Ortam git gide geriliyordu. Bu defa Mükremin hem biraz mahcup hem de alttan alta egosantrik bir şekilde Fikri'yi sakinleştirmeye çalıştı.
“ Biz Maraşlıyız zaten beyim. Hepsiyle kapu komşuyuk. Bizim heçbirine bir zararımız dokunmamıştır. Devletten korkarız. Yoksa herkesün namusu kendine. Biz de farkındayız eski devirlerin bittiğünün. Sözüm sana değil. Bak sen de değilmişsindir onlardan. Sana ne boş ver. Ah devir Yavuz devri olacaktı bak sen o zaman gör. Ne gızılı galıyor ne başı.”
Fikri öfkeden deliye döndü. Kendinden geçmişti. Ok yaydan çıkmıştı.
“ Ne yani bu devir ahlaksız o senin özlediğin devir ahlaklı öyle mi? Git oku bakalım. Okuman varsa eğer. Tarih ne diyor, o çok sevdiğin padişahların hakkında.”
Bu noktaya kadar işin gırgırında olan Mesut bu lafla yerinden fırladı.
“Sen ne diyorsun ahlaksız köpek? Kimin toprağında yaşayıp da kime sövüyorsun? Benim babam paşa torunuydu. Padişahın ekmeğini yemişti. Ben de yedim sayılır. Tarihime laf ettirmem. Lafını geri al.”
Fikri de ayağa fırladı. Sözümü geri almam diye diretti. Alırsın almazsın derken Mükremin’in de desteğiyle Mesut Fikri’yi bir güzel dövmeye başladı. Fikri bir iki yumruk sallasa da kendinden daha iri yarı olan iki adamla birden başa çıkamadı. Bir noktada kendinden geçti.
Elindeki kahve dolu tepsiyle odaya giren Behüce ise gördüğü manzarayla şoke olmuştu. Ayaklarından başına tüm vücudu zangır zangır titredi kanlar içerisinde öldüresiye dövülen adamı seyrederken. Eli titrediğinden kahvelerin üzerindeki köpükler taştı. Behüce onca emeğinin heba olduğunu görünce şoktan çıkıverdi. Gözlerinden yaşlar süzüldü. Ağlıyordu.
****** *** * ** **** **
Bir hafta sonra gazetelerde sadece aralarındaki bağlantıları bilenlerin görebileceği ve bunları görse bile daha da azının anlayabileceği alt alta üç haber göze çarptı.
İlki şuydu:
“ Behice Boran Tip başkanlığına seçildi.”
İkinci haber nüfus sayımının sonuçlarını söylüyordu.
“Türkiye nüfusu sonuçları resmi olarak açıklandı, 35.066.549 kişi.“
En alttaki haber ise birçok kişinin okumadan geçtiği bir haberdi.
“ Nüfus sayımı sırasında çıkan kavgada yaralanan memurun hayati tehlikesi sürüyor.
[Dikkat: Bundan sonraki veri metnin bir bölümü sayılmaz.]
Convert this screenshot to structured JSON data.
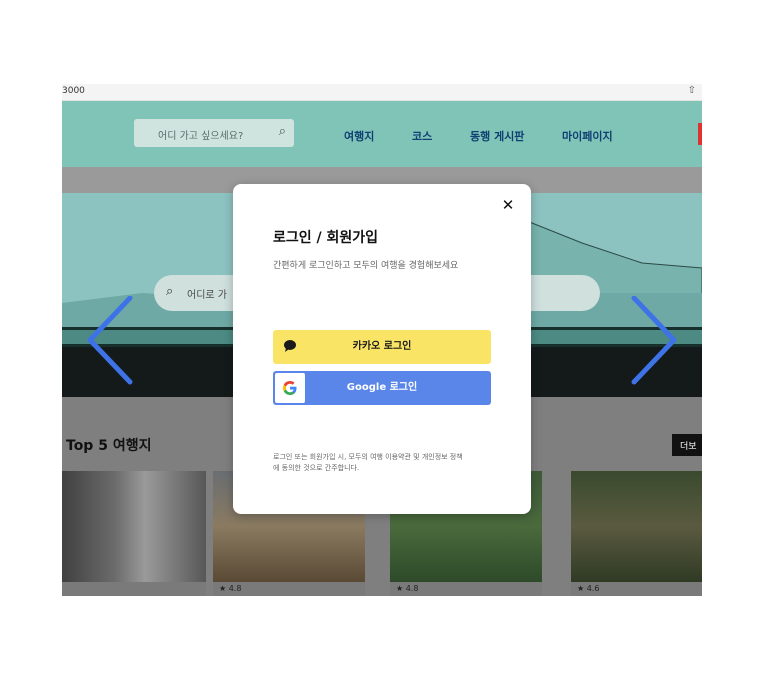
{
  "browser": {
    "url": "3000",
    "share_icon": "share-icon"
  },
  "nav": {
    "search_placeholder": "어디 가고 싶으세요?",
    "items": [
      "여행지",
      "코스",
      "동행 게시판",
      "마이페이지"
    ]
  },
  "hero": {
    "search_placeholder": "어디로 가"
  },
  "top5": {
    "title": "Top 5 여행지",
    "more": "더보",
    "ratings": [
      "",
      "4.8",
      "4.8",
      "4.6"
    ]
  },
  "modal": {
    "title": "로그인 / 회원가입",
    "subtitle": "간편하게 로그인하고 모두의 여행을 경험해보세요",
    "kakao_label": "카카오 로그인",
    "google_label": "Google 로그인",
    "terms_line1": "로그인 또는 회원가입 시, 모두의 여행 이용약관 및 개인정보 정책",
    "terms_line2": "에 동의한 것으로 간주합니다."
  },
  "colors": {
    "kakao": "#fae466",
    "google": "#5a86ea",
    "arrow": "#3e73e8",
    "nav": "#7fc4b6"
  }
}
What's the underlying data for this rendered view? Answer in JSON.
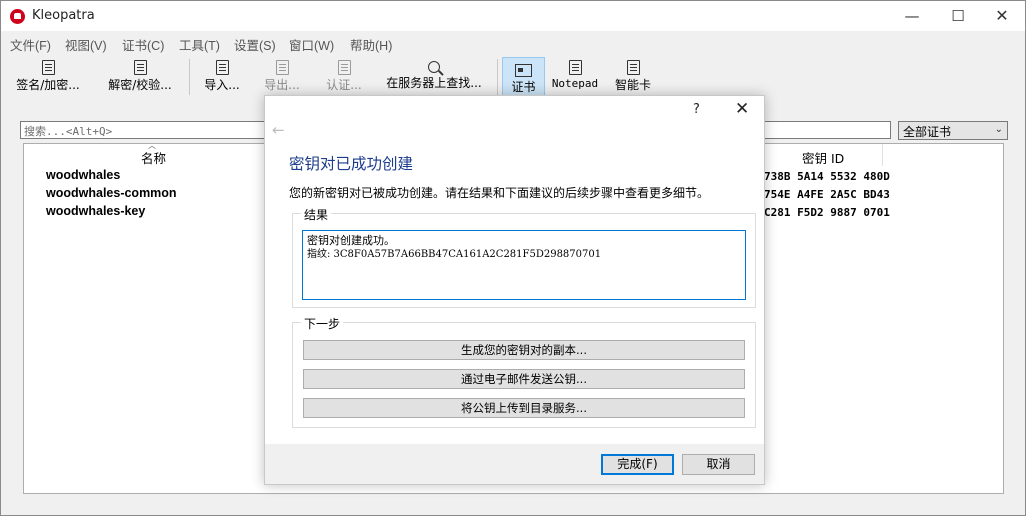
{
  "window": {
    "title": "Kleopatra"
  },
  "window_controls": {
    "minimize": "—",
    "maximize": "☐",
    "close": "✕"
  },
  "menubar": [
    "文件(F)",
    "视图(V)",
    "证书(C)",
    "工具(T)",
    "设置(S)",
    "窗口(W)",
    "帮助(H)"
  ],
  "toolbar": {
    "sign_encrypt": "签名/加密...",
    "decrypt_verify": "解密/校验...",
    "import": "导入...",
    "export": "导出...",
    "certify": "认证...",
    "lookup_server": "在服务器上查找...",
    "certificates": "证书",
    "notepad": "Notepad",
    "smartcard": "智能卡"
  },
  "search": {
    "placeholder": "搜索...<Alt+Q>"
  },
  "filter": {
    "selected": "全部证书"
  },
  "keylist": {
    "col_name": "名称",
    "col_keyid": "密钥 ID",
    "rows": [
      {
        "name": "woodwhales",
        "keyid": "738B 5A14 5532 480D"
      },
      {
        "name": "woodwhales-common",
        "keyid": "754E A4FE 2A5C BD43"
      },
      {
        "name": "woodwhales-key",
        "keyid": "C281 F5D2 9887 0701"
      }
    ]
  },
  "dialog": {
    "help": "?",
    "close": "✕",
    "back": "←",
    "heading": "密钥对已成功创建",
    "description": "您的新密钥对已被成功创建。请在结果和下面建议的后续步骤中查看更多细节。",
    "results_title": "结果",
    "result_line1": "密钥对创建成功。",
    "result_line2": "指纹: 3C8F0A57B7A66BB47CA161A2C281F5D298870701",
    "next_title": "下一步",
    "actions": [
      "生成您的密钥对的副本...",
      "通过电子邮件发送公钥...",
      "将公钥上传到目录服务..."
    ],
    "finish": "完成(F)",
    "cancel": "取消"
  }
}
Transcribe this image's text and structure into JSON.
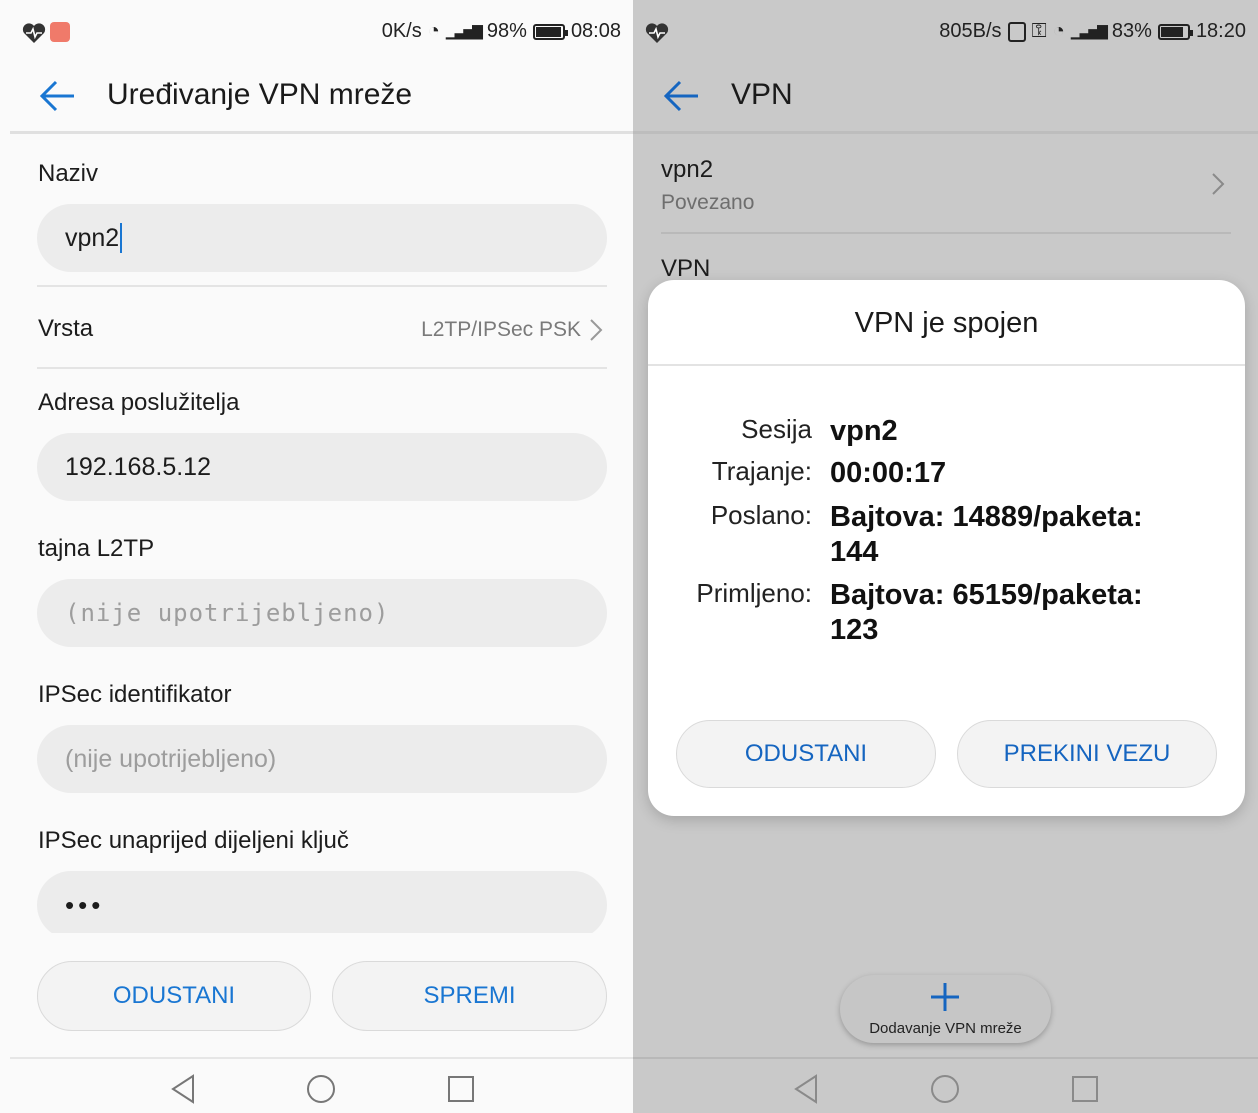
{
  "left": {
    "status": {
      "speed": "0K/s",
      "battery": "98%",
      "battery_level": 0.98,
      "time": "08:08"
    },
    "appbar": {
      "title": "Uređivanje VPN mreže"
    },
    "form": {
      "name_label": "Naziv",
      "name_value": "vpn2",
      "type_label": "Vrsta",
      "type_value": "L2TP/IPSec PSK",
      "server_label": "Adresa poslužitelja",
      "server_value": "192.168.5.12",
      "l2tp_label": "tajna L2TP",
      "l2tp_placeholder": "(nije upotrijebljeno)",
      "ipsec_id_label": "IPSec identifikator",
      "ipsec_id_placeholder": "(nije upotrijebljeno)",
      "psk_label": "IPSec unaprijed dijeljeni ključ",
      "psk_value": "•••"
    },
    "buttons": {
      "cancel": "ODUSTANI",
      "save": "SPREMI"
    }
  },
  "right": {
    "status": {
      "speed": "805B/s",
      "battery": "83%",
      "battery_level": 0.83,
      "time": "18:20"
    },
    "appbar": {
      "title": "VPN"
    },
    "list": [
      {
        "name": "vpn2",
        "status": "Povezano"
      },
      {
        "name": "VPN"
      }
    ],
    "dialog": {
      "title": "VPN je spojen",
      "session_label": "Sesija",
      "session_value": "vpn2",
      "duration_label": "Trajanje:",
      "duration_value": "00:00:17",
      "sent_label": "Poslano:",
      "sent_line1": "Bajtova: 14889/paketa:",
      "sent_line2": "144",
      "received_label": "Primljeno:",
      "received_line1": "Bajtova: 65159/paketa:",
      "received_line2": "123",
      "cancel": "ODUSTANI",
      "disconnect": "PREKINI VEZU"
    },
    "fab": {
      "label": "Dodavanje VPN mreže"
    }
  },
  "colors": {
    "accent": "#1976d2",
    "field_bg": "#ececec",
    "scrim": "#c9c9c9"
  }
}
Edinilen bilgilere göre dini değerlere hakaret ettiği öne sürülen bir memura diğer memur ve vatandaşlar tepki gösterdi. Çıkan tartışma kavgaya dönüştü. Biri ağır üç kişi yaralandı. Yetkililer ivedilikle soruşturmanın tamamlanacağını, sol anarşistlerin bu ve benzeri provakatif eylemlerine karşı daha dikkatli olunması gerektiğini söylediler.”